Mexican President Andres Manuel Lopez Obrador has been dealt the latest setback to an ambitious plan to create a tourist train to connect the country’s southern Yucatan Peninsula.

On Monday, a judge indefinitely suspended construction on a portion of the project, known as the Mayan Train, saying the plans currently do not comply “with the proceedings of the environmental impact evaluation”.

The ruling follows a legal challenge by activists who said they were concerned the 60km (37 mile) portion of the train that would connect the resorts of Playa del Carmen and Tulum would adversely affect the area’s wildlife, as well as its caves and water-filled sinkholes known as cenotes.

The original plan for the disputed section was for an overpass over a highway, but the route was modified early this year to go through jungle at ground level.

The federal judge cited the “imminent danger” of causing “irreversible damage” to ecosystems, according to one of the plaintiffs, the non-governmental group Defending the Right to a Healthy Environment. In a statement, the group said that authorities had failed to carry out the necessary environmental impact studies before starting construction of the section.

Lopez Obrador had announced the ambitious project in 2018, with construction beginning in 2020. The roughly 1,500km (930 mile) cargo and passenger rail loop was presented as a cornerstone of a wider plan to develop the poorer states and remote towns throughout the about 181,000sq km (70,000sq mile) Yucatan Peninsula.

The railway is set to connect Caribbean beach resorts with Mayan archaeological ruins, with authorities aiming to complete the project by the end of 2023. The plan is estimated to cost about $16bn.

The project has split communities across the region, with some welcoming the economic development and connectivity it would bring.
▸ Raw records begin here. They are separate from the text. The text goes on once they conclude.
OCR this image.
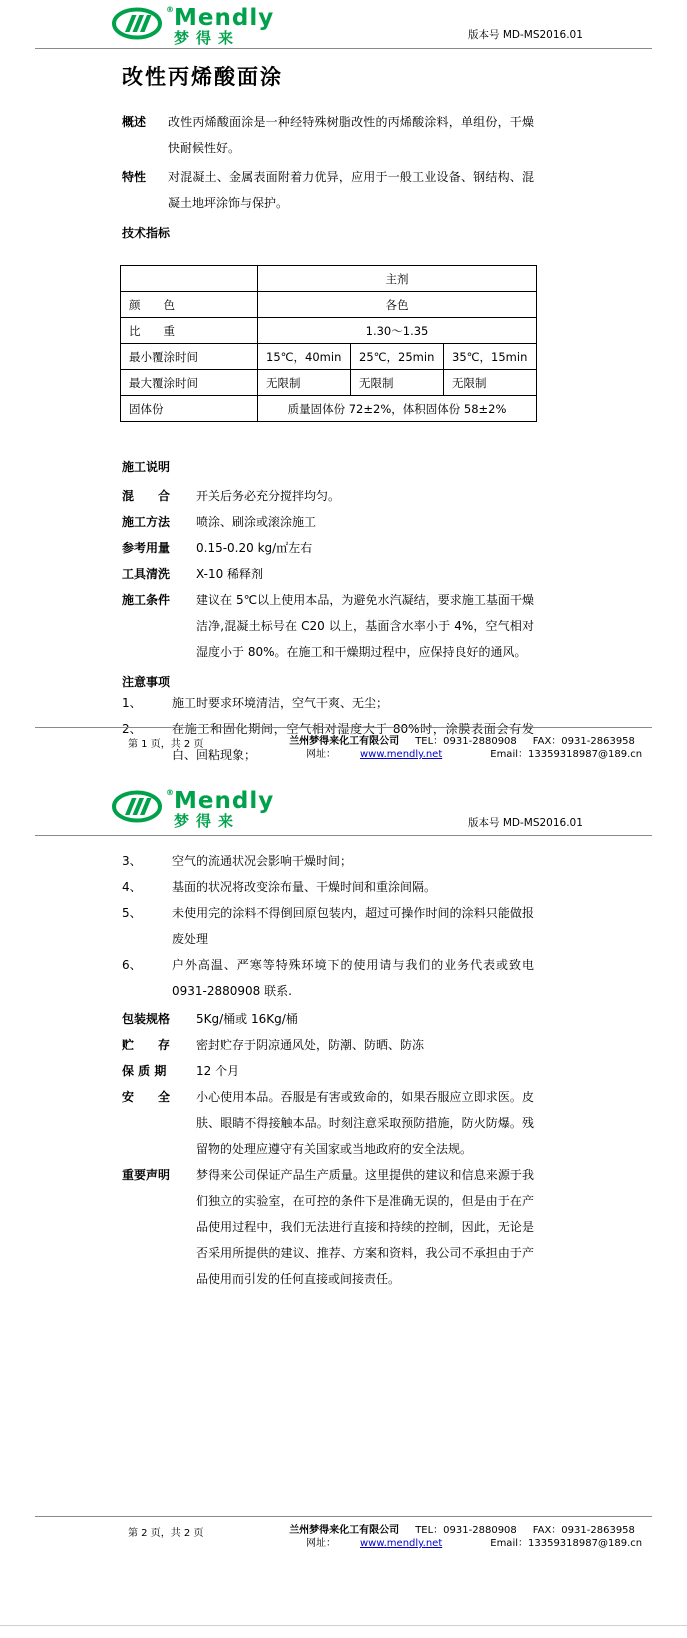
® Mendly
梦得来	版本号 MD-MS2016.01
改性丙烯酸面涂
概述	改性丙烯酸面涂是一种经特殊树脂改性的丙烯酸涂料，单组份，干燥快耐候性好。
特性	对混凝土、金属表面附着力优异，应用于一般工业设备、钢结构、混凝土地坪涂饰与保护。
技术指标
	主剂		
颜　　色	各色		
比　　重	1.30～1.35		
最小覆涂时间	15℃，40min	25℃，25min	35℃，15min
最大覆涂时间	无限制	无限制	无限制
固体份	质量固体份 72±2%，体积固体份 58±2%		
施工说明
混　　合	开关后务必充分搅拌均匀。
施工方法	喷涂、刷涂或滚涂施工
参考用量	0.15-0.20 kg/㎡左右
工具清洗	X-10 稀释剂
施工条件	建议在 5℃以上使用本品，为避免水汽凝结，要求施工基面干燥洁净,混凝土标号在 C20 以上，基面含水率小于 4%，空气相对湿度小于 80%。在施工和干燥期过程中，应保持良好的通风。
注意事项
1、	施工时要求环境清洁，空气干爽、无尘；
2、	在施工和固化期间，空气相对湿度大于 80%时，涂膜表面会有发白、回粘现象；
第 1 页，共 2 页	兰州梦得来化工有限公司 TEL：0931-2880908 FAX：0931-2863958
网址： www.mendly.net	Email：13359318987@189.cn
® Mendly
梦得来	版本号 MD-MS2016.01
3、	空气的流通状况会影响干燥时间；
4、	基面的状况将改变涂布量、干燥时间和重涂间隔。
5、	未使用完的涂料不得倒回原包装内，超过可操作时间的涂料只能做报废处理
6、	户外高温、严寒等特殊环境下的使用请与我们的业务代表或致电 0931-2880908 联系.
包装规格	5Kg/桶或 16Kg/桶
贮　　存	密封贮存于阴凉通风处，防潮、防晒、防冻
保 质 期	12 个月
安　　全	小心使用本品。吞服是有害或致命的，如果吞服应立即求医。皮肤、眼睛不得接触本品。时刻注意采取预防措施，防火防爆。残留物的处理应遵守有关国家或当地政府的安全法规。
重要声明	梦得来公司保证产品生产质量。这里提供的建议和信息来源于我们独立的实验室，在可控的条件下是准确无误的，但是由于在产品使用过程中，我们无法进行直接和持续的控制，因此，无论是否采用所提供的建议、推荐、方案和资料，我公司不承担由于产品使用而引发的任何直接或间接责任。
第 2 页，共 2 页	兰州梦得来化工有限公司 TEL：0931-2880908 FAX：0931-2863958
网址： www.mendly.net	Email：13359318987@189.cn
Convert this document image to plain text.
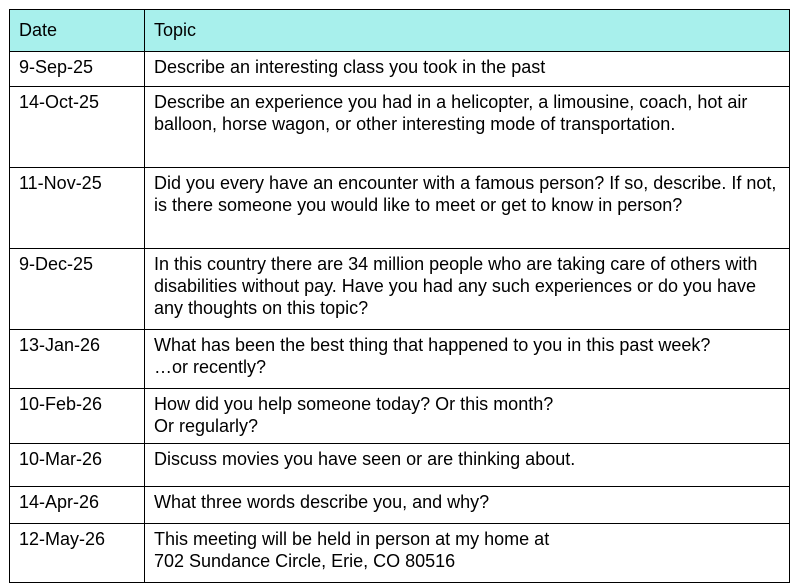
Date	Topic
9-Sep-25	Describe an interesting class you took in the past

14-Oct-25	Describe an experience you had in a helicopter, a limousine, coach, hot air balloon, horse wagon, or other interesting mode of transportation.

11-Nov-25	Did you every have an encounter with a famous person? If so, describe. If not, is there someone you would like to meet or get to know in person?

9-Dec-25	In this country there are 34 million people who are taking care of others with disabilities without pay. Have you had any such experiences or do you have any thoughts on this topic?

13-Jan-26	What has been the best thing that happened to you in this past week?
…or recently?

10-Feb-26	How did you help someone today? Or this month?
Or regularly?

10-Mar-26	Discuss movies you have seen or are thinking about.

14-Apr-26	What three words describe you, and why?

12-May-26	This meeting will be held in person at my home at
702 Sundance Circle, Erie, CO 80516
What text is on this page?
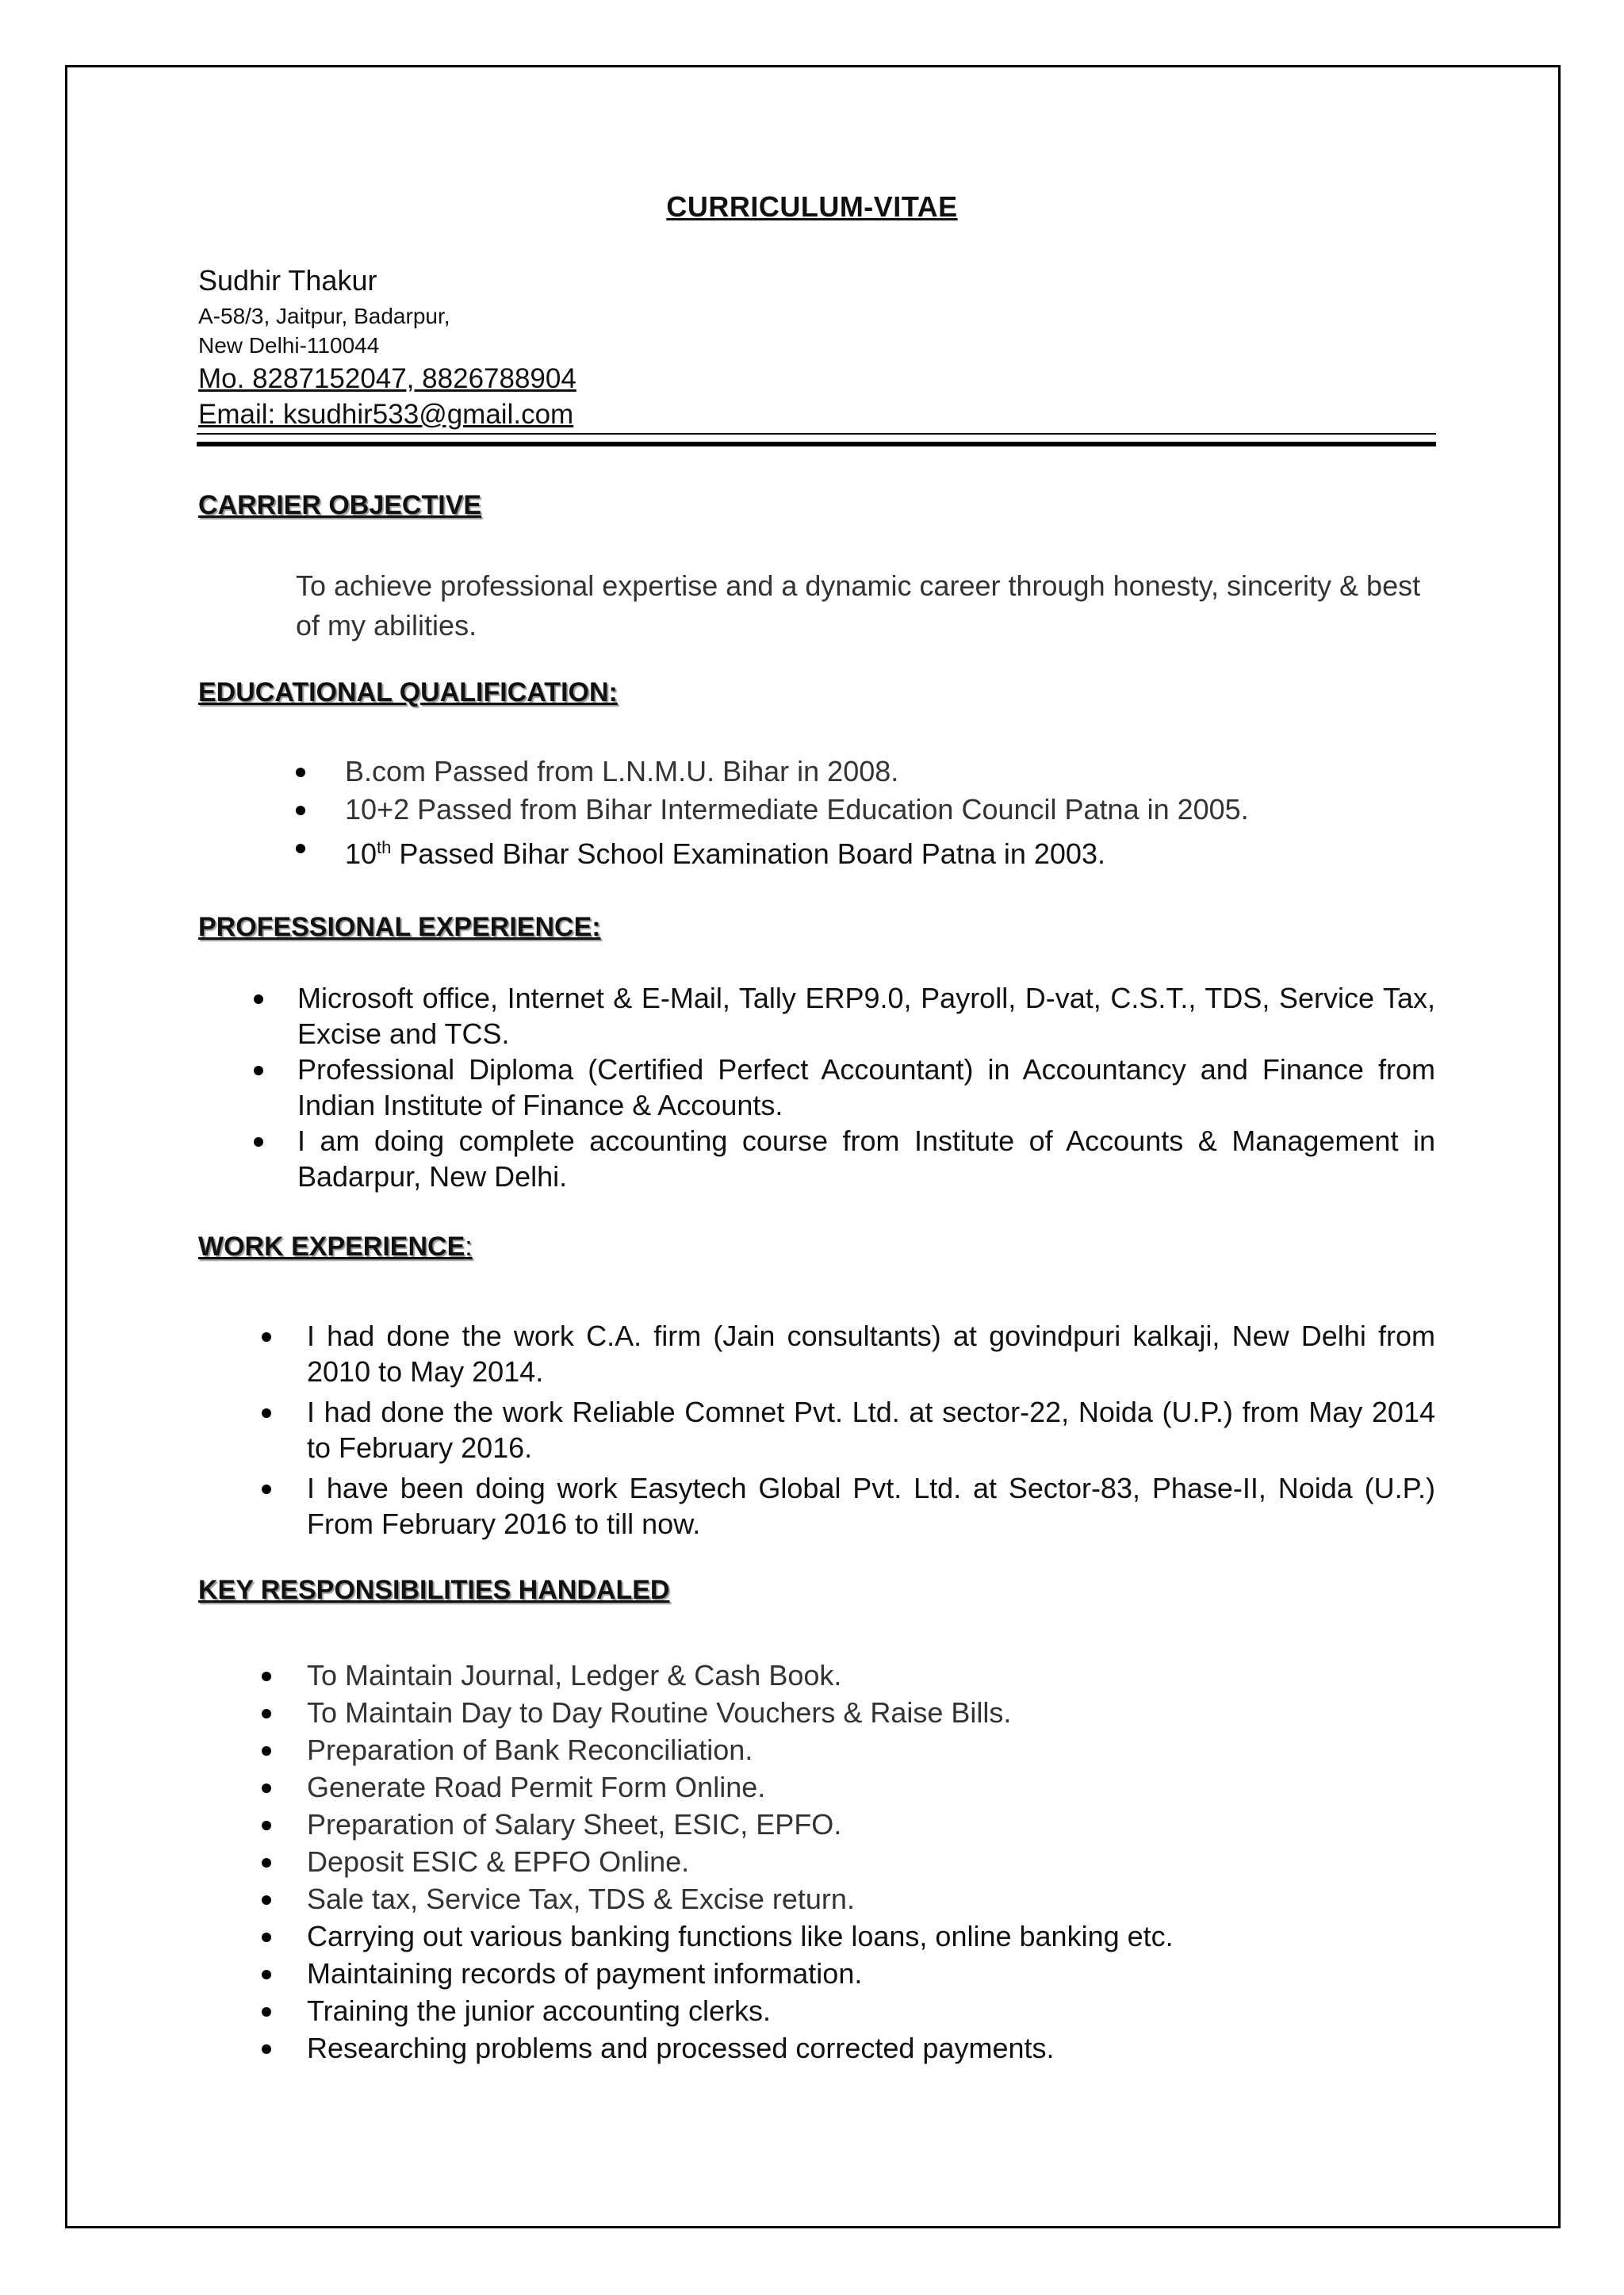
CURRICULUM-VITAE
Sudhir Thakur
A-58/3, Jaitpur, Badarpur,
New Delhi-110044
Mo. 8287152047, 8826788904
Email: ksudhir533@gmail.com
CARRIER OBJECTIVE
To achieve professional expertise and a dynamic career through honesty, sincerity & best of my abilities.
EDUCATIONAL QUALIFICATION:
B.com Passed from L.N.M.U. Bihar in 2008.
10+2 Passed from Bihar Intermediate Education Council Patna in 2005.
10th Passed Bihar School Examination Board Patna in 2003.
PROFESSIONAL EXPERIENCE:
Microsoft office, Internet & E-Mail, Tally ERP9.0, Payroll, D-vat, C.S.T., TDS, Service Tax, Excise and TCS.
Professional Diploma (Certified Perfect Accountant) in Accountancy and Finance from Indian Institute of Finance & Accounts.
I am doing complete accounting course from Institute of Accounts & Management in Badarpur, New Delhi.
WORK EXPERIENCE:
I had done the work C.A. firm (Jain consultants) at govindpuri kalkaji, New Delhi from 2010 to May 2014.
I had done the work Reliable Comnet Pvt. Ltd. at sector-22, Noida (U.P.) from May 2014 to February 2016.
I have been doing work Easytech Global Pvt. Ltd. at Sector-83, Phase-II, Noida (U.P.) From February 2016 to till now.
KEY RESPONSIBILITIES HANDALED
To Maintain Journal, Ledger & Cash Book.
To Maintain Day to Day Routine Vouchers & Raise Bills.
Preparation of Bank Reconciliation.
Generate Road Permit Form Online.
Preparation of Salary Sheet, ESIC, EPFO.
Deposit ESIC & EPFO Online.
Sale tax, Service Tax, TDS & Excise return.
Carrying out various banking functions like loans, online banking etc.
Maintaining records of payment information.
Training the junior accounting clerks.
Researching problems and processed corrected payments.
Others, including some local Indigenous communities, have challenged the project, saying it could not only disrupt the migratory routes of endangered species, including jaguars, tapirs and ocelots, but could also potentially damage centuries-old Mayan archaeological sites.

The National Fund for the Promotion of Tourism, the government agency overseeing the project, has said that it expects to “overcome” the latest challenge and that work should continue after an environmental impact statement is finalised. It said the Environment Ministry was currently reviewing its environmental application for the project.

For his part, Lopez Obrador has insisted the railway will not have a significant environmental effect and has accused activists of being infiltrated by “impostors”.